No había sido, ni en Bolivia ni en Piura, muy piadoso, uno de esos beatitos que abundaban entre mis compañeros de La Salle y del Salesiano, pero en esta primera época en Lima estuve cerca de serlo, aunque por malas razones, pues ésa era una manera discreta de resistir a mi papá. El se burlaba de lo beatos que eran los Llosa, y de esa mariconería que me habían inculcado de persignarme al pasar delante de una iglesia y de esas costumbres de los católicos de arrodillarse ante esos hombres con polleras que eran los curas. Decía que para entenderse con Dios él no necesitaba intermediarios, y menos a unos ociosos y parásitos con faldas de mujeres. Pero, aunque se burlaba mucho de lo beatos que éramos mi mamá y yo, no nos prohibía ir a misa, acaso porque sospechaba que, aunque ella obedecía todas sus órdenes y prohibiciones, ésta no la hubiera respetado: su fe en Dios y en la Iglesia Católica era más fuerte que la pasión que sentía por él. Aunque, quién sabe: el amor de mi madre por mi padre, masoquista y torturado como siempre me pareció, tenía ese carácter excesivo y transgresor de los grandes amores-pasión que no vacilan en pagar el precio del infierno para prevalecer. En todo caso, nos permitía ir a misa y a veces -yo suponía que por sus celos desmesurados- nos acompañaba él mismo. Permanecía de pie durante todo el oficio, sin santiguarse ni arrodillarse durante la consagración. Yo, en cambio, lo hacía, y rezaba con fervor, juntando las manos y entrecerrando los ojos. Y comulgaba todas las veces que podía. Esas demostraciones eran un modo de oponerme a su autoridad y, acaso, de irritarlo.

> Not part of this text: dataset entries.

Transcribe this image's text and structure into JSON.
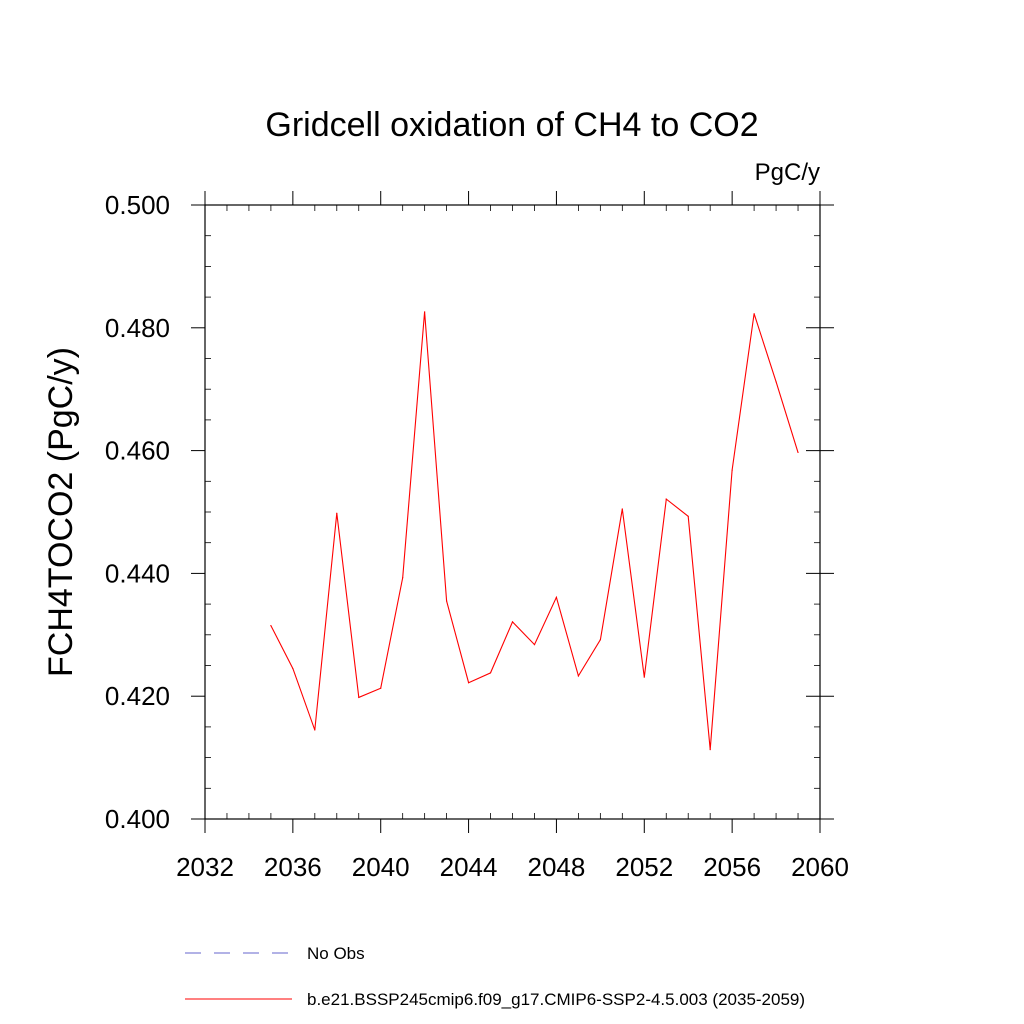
{
  "chart_data": {
    "type": "line",
    "title": "Gridcell oxidation of CH4 to CO2",
    "units": "PgC/y",
    "ylabel": "FCH4TOCO2  (PgC/y)",
    "xlabel": "",
    "xlim": [
      2032,
      2060
    ],
    "ylim": [
      0.4,
      0.5
    ],
    "x_ticks": [
      2032,
      2036,
      2040,
      2044,
      2048,
      2052,
      2056,
      2060
    ],
    "x_tick_labels": [
      "2032",
      "2036",
      "2040",
      "2044",
      "2048",
      "2052",
      "2056",
      "2060"
    ],
    "y_ticks": [
      0.4,
      0.42,
      0.44,
      0.46,
      0.48,
      0.5
    ],
    "y_tick_labels": [
      "0.400",
      "0.420",
      "0.440",
      "0.460",
      "0.480",
      "0.500"
    ],
    "grid": false,
    "series": [
      {
        "name": "b.e21.BSSP245cmip6.f09_g17.CMIP6-SSP2-4.5.003 (2035-2059)",
        "color": "#ff0000",
        "x": [
          2035,
          2036,
          2037,
          2038,
          2039,
          2040,
          2041,
          2042,
          2043,
          2044,
          2045,
          2046,
          2047,
          2048,
          2049,
          2050,
          2051,
          2052,
          2053,
          2054,
          2055,
          2056,
          2057,
          2058,
          2059
        ],
        "values": [
          0.4315,
          0.4245,
          0.4145,
          0.4498,
          0.4198,
          0.4213,
          0.4393,
          0.4826,
          0.4355,
          0.4222,
          0.4238,
          0.4321,
          0.4284,
          0.4361,
          0.4233,
          0.4292,
          0.4505,
          0.4231,
          0.4521,
          0.4493,
          0.4113,
          0.4568,
          0.4823,
          0.4712,
          0.4597
        ]
      }
    ],
    "legend": {
      "placement": "bottom",
      "entries": [
        {
          "label": "No Obs",
          "style": "dashed",
          "color": "#6666cc"
        },
        {
          "label": "b.e21.BSSP245cmip6.f09_g17.CMIP6-SSP2-4.5.003 (2035-2059)",
          "style": "solid",
          "color": "#ff0000"
        }
      ]
    }
  }
}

Pero se trataba de algo muy indirecto y poco consciente, porque el miedo que le tenía era demasiado grande para arriesgarme deliberadamente a provocar esos colerones que se convirtieron en la pesadilla de mi infancia. Mis manifestaciones de rebeldía, si se pueden llamar así, eran remotas y cobardes, se fraguaban en mi imaginación, a salvo de sus miradas, cuando, en mi cama, a oscuras, inventaba para él maldades, o con actitudes y gestos imperceptibles para nadie que no fuera yo mismo. Por ejemplo, no volverlo a besar, después de la tarde en que lo conocí, en el hotel de Turistas de Piura. En la casita de Magdalena, besaba a mi mamá y a él le decía «buenas noches» y me iba corriendo a la cama, al principio asustado de mi audacia, temiendo que me llamara, me clavara su mirada inmóvil y con su voz de cuchillo me preguntara por qué no lo había besado también a él. Pero no lo hizo, sin duda porque el palo era tan orgulloso como la astilla.